I'm looking forward to seeing what the CoTCCC has to say.
Compartment syndrome, generally, is caused by pressure from fluid build up inside the fascia of muscles or that of bones causing insufficient blood flow. Over time this can cause serious complications. It is not necessarily an acute condition needing immediate attention but it will be necessary to correct. A hematoma developed by the clamp, in theory, provides the pressure to control bleeding. This does not create compartment syndrome, per se. The IT Clamp is not perfectly suited to all hemorrhagic circumstances. Another tool in the box, so to say. I have used them probably 4 times in the last couple of years. Used tourniquets just as often or more. My agency administers tranexamic acid IV push for non-compressible bleeds. It assist the clotting agents your body produces. These along with packing, bandaging and immobilization are standards of care in many EMS and emergency departments.

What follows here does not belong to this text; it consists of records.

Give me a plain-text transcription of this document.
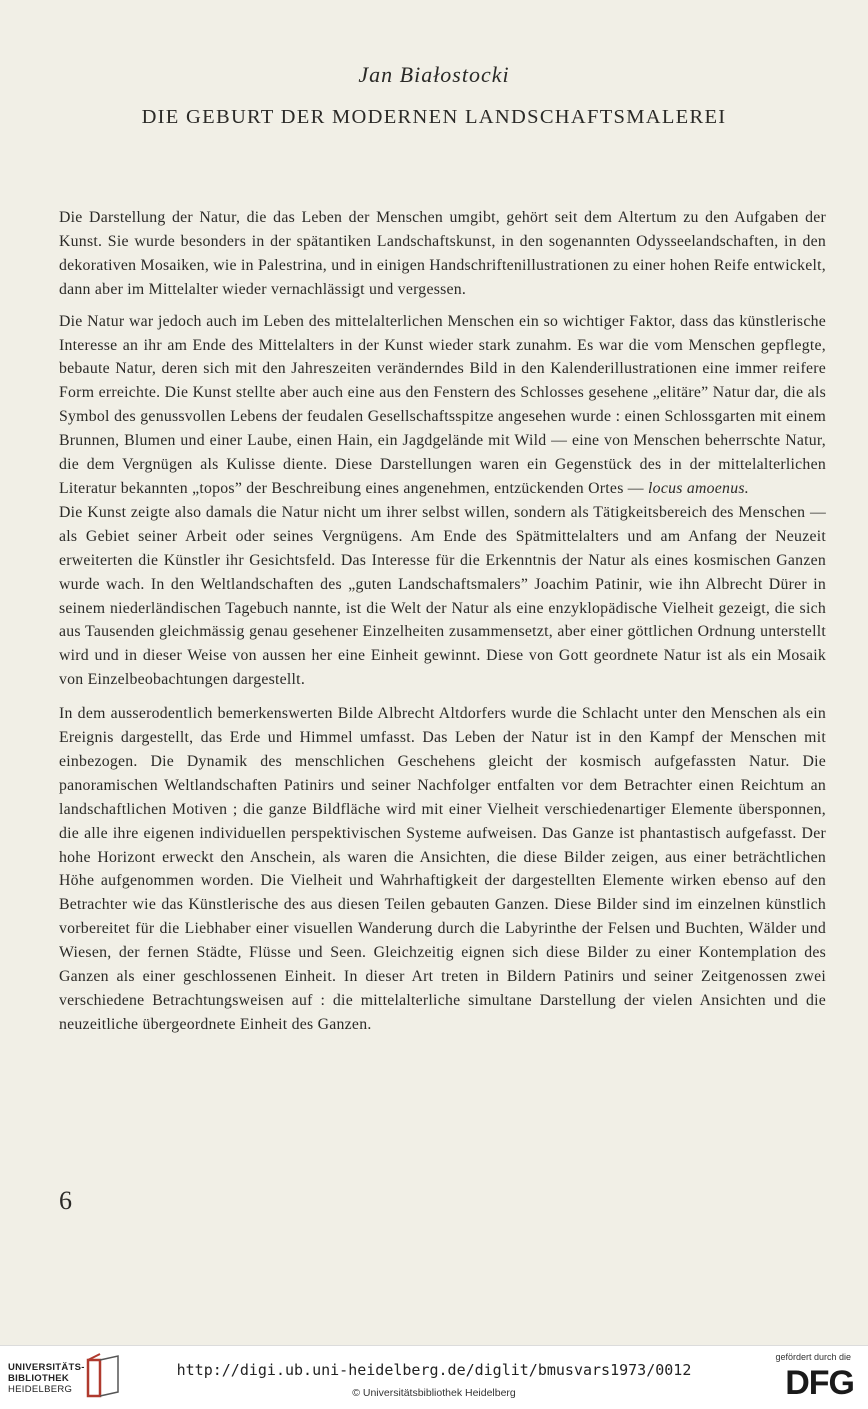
Jan Białostocki
DIE GEBURT DER MODERNEN LANDSCHAFTSMALEREI

Die Darstellung der Natur, die das Leben der Menschen umgibt, gehört seit dem Altertum zu den Aufgaben der Kunst. Sie wurde besonders in der spätantiken Landschaftskunst, in den sogenannten Odysseelandschaften, in den dekorativen Mosaiken, wie in Palestrina, und in einigen Handschriftenillustrationen zu einer hohen Reife entwickelt, dann aber im Mittelalter wieder vernachlässigt und vergessen.

Die Natur war jedoch auch im Leben des mittelalterlichen Menschen ein so wichtiger Faktor, dass das künstlerische Interesse an ihr am Ende des Mittelalters in der Kunst wieder stark zunahm. Es war die vom Menschen gepflegte, bebaute Natur, deren sich mit den Jahreszeiten veränderndes Bild in den Kalenderillustrationen eine immer reifere Form erreichte. Die Kunst stellte aber auch eine aus den Fenstern des Schlosses gesehene „elitäre” Natur dar, die als Symbol des genussvollen Lebens der feudalen Gesellschaftsspitze angesehen wurde : einen Schlossgarten mit einem Brunnen, Blumen und einer Laube, einen Hain, ein Jagdgelände mit Wild — eine von Menschen beherrschte Natur, die dem Vergnügen als Kulisse diente. Diese Darstellungen waren ein Gegenstück des in der mittelalterlichen Literatur bekannten „topos” der Beschreibung eines angenehmen, entzückenden Ortes — locus amoenus.

Die Kunst zeigte also damals die Natur nicht um ihrer selbst willen, sondern als Tätigkeitsbereich des Menschen — als Gebiet seiner Arbeit oder seines Vergnügens. Am Ende des Spätmittelalters und am Anfang der Neuzeit erweiterten die Künstler ihr Gesichtsfeld. Das Interesse für die Erkenntnis der Natur als eines kosmischen Ganzen wurde wach. In den Weltlandschaften des „guten Landschaftsmalers” Joachim Patinir, wie ihn Albrecht Dürer in seinem niederländischen Tagebuch nannte, ist die Welt der Natur als eine enzyklopädische Vielheit gezeigt, die sich aus Tausenden gleichmässig genau gesehener Einzelheiten zusammensetzt, aber einer göttlichen Ordnung unterstellt wird und in dieser Weise von aussen her eine Einheit gewinnt. Diese von Gott geordnete Natur ist als ein Mosaik von Einzelbeobachtungen dargestellt.

In dem ausserodentlich bemerkenswerten Bilde Albrecht Altdorfers wurde die Schlacht unter den Menschen als ein Ereignis dargestellt, das Erde und Himmel umfasst. Das Leben der Natur ist in den Kampf der Menschen mit einbezogen. Die Dynamik des menschlichen Geschehens gleicht der kosmisch aufgefassten Natur. Die panoramischen Weltlandschaften Patinirs und seiner Nachfolger entfalten vor dem Betrachter einen Reichtum an landschaftlichen Motiven ; die ganze Bildfläche wird mit einer Vielheit verschiedenartiger Elemente übersponnen, die alle ihre eigenen individuellen perspektivischen Systeme aufweisen. Das Ganze ist phantastisch aufgefasst. Der hohe Horizont erweckt den Anschein, als waren die Ansichten, die diese Bilder zeigen, aus einer beträchtlichen Höhe aufgenommen worden. Die Vielheit und Wahrhaftigkeit der dargestellten Elemente wirken ebenso auf den Betrachter wie das Künstlerische des aus diesen Teilen gebauten Ganzen. Diese Bilder sind im einzelnen künstlich vorbereitet für die Liebhaber einer visuellen Wanderung durch die Labyrinthe der Felsen und Buchten, Wälder und Wiesen, der fernen Städte, Flüsse und Seen. Gleichzeitig eignen sich diese Bilder zu einer Kontemplation des Ganzen als einer geschlossenen Einheit. In dieser Art treten in Bildern Patinirs und seiner Zeitgenossen zwei verschiedene Betrachtungsweisen auf : die mittelalterliche simultane Darstellung der vielen Ansichten und die neuzeitliche übergeordnete Einheit des Ganzen.

6
UNIVERSITÄTS-
BIBLIOTHEK
HEIDELBERG
http://digi.ub.uni-heidelberg.de/diglit/bmusvars1973/0012
© Universitätsbibliothek Heidelberg
gefördert durch die
DFG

Well thought out question. There is always layers of things to consider when treating patients. That is why medicine is considered a practice, LOL. And why so many procedures we do are evidence based.

Re: Texas-made trauma clamp being discussed at CoTCCC

Posted: Fri Feb 22, 2019 3:08 pm
by The Annoyed Man
Compartment Syndrome is nothing to fool around with. I know two people it happened to, and both ended up losing significant amounts of tissue from their affected leg. One was a friend of mine who had been in a terrible on-track motorcycle accident at Willow Springs Raceway, and her lower leg had been crushed between the front of the engine block and the forks as they were being bent backwards by impact with the ground as she and the bike were tumbling. I can’t remember the nature of the other person’s accident, but it was a guy who was a patient in the hospital I worked at for a time, and his was a lower leg injury too. When I was a motorcycle accident myself a few years later, in which my lower right leg was crushed between the side of my engine block and the bumper of the car that hit me, compartment syndrome was my biggest fear. Fortunately, it didn’t happen, but that was some of the worst pain I’ve ever felt. Crushing injuries are no joke - compartment syndrome or not.

Re: Texas-made trauma clamp being discussed at CoTCCC

Posted: Fri Feb 22, 2019 5:03 pm
by Daddio-on-patio
The Annoyed Man wrote: Fri Feb 22, 2019 3:08 pm Compartment Syndrome is nothing to fool around with. I know two people it happened to, and both ended up losing significant amounts of tissue from their affected leg. One was a friend of mine who had been in a terrible on-track motorcycle accident at Willow Springs Raceway, and her lower leg had been crushed between the front of the engine block and the forks as they were being bent backwards by impact with the ground as she and the bike were tumbling. I can’t remember the nature of the other person’s accident, but it was a guy who was a patient in the hospital I worked at for a time, and his was a lower leg injury too. When I was a motorcycle accident myself a few years later, in which my lower right leg was crushed between the side of my engine block and the bumper of the car that hit me, compartment syndrome was my biggest fear. Fortunately, it didn’t happen, but that was some of the worst pain I’ve ever felt. Crushing injuries are no joke - compartment syndrome or not.
Absolutely agree it is a dangerous condition. I was answering the question about compartment syndrome with regard to controlling blood loss utilizing the IT Clamp and consideration of possible unintended affects of its use. Folks be aware. Compartment syndrome may occur after an injury that you "walked off". If later you develop increased pain, get yourself in to an ER to be evaluated.

On a side note. I really enjoy this community. I don't think there are many other forums, not related to medicine, where so many people have considered that they may have an opportunity to save a life. Let alone prepare and train to do so.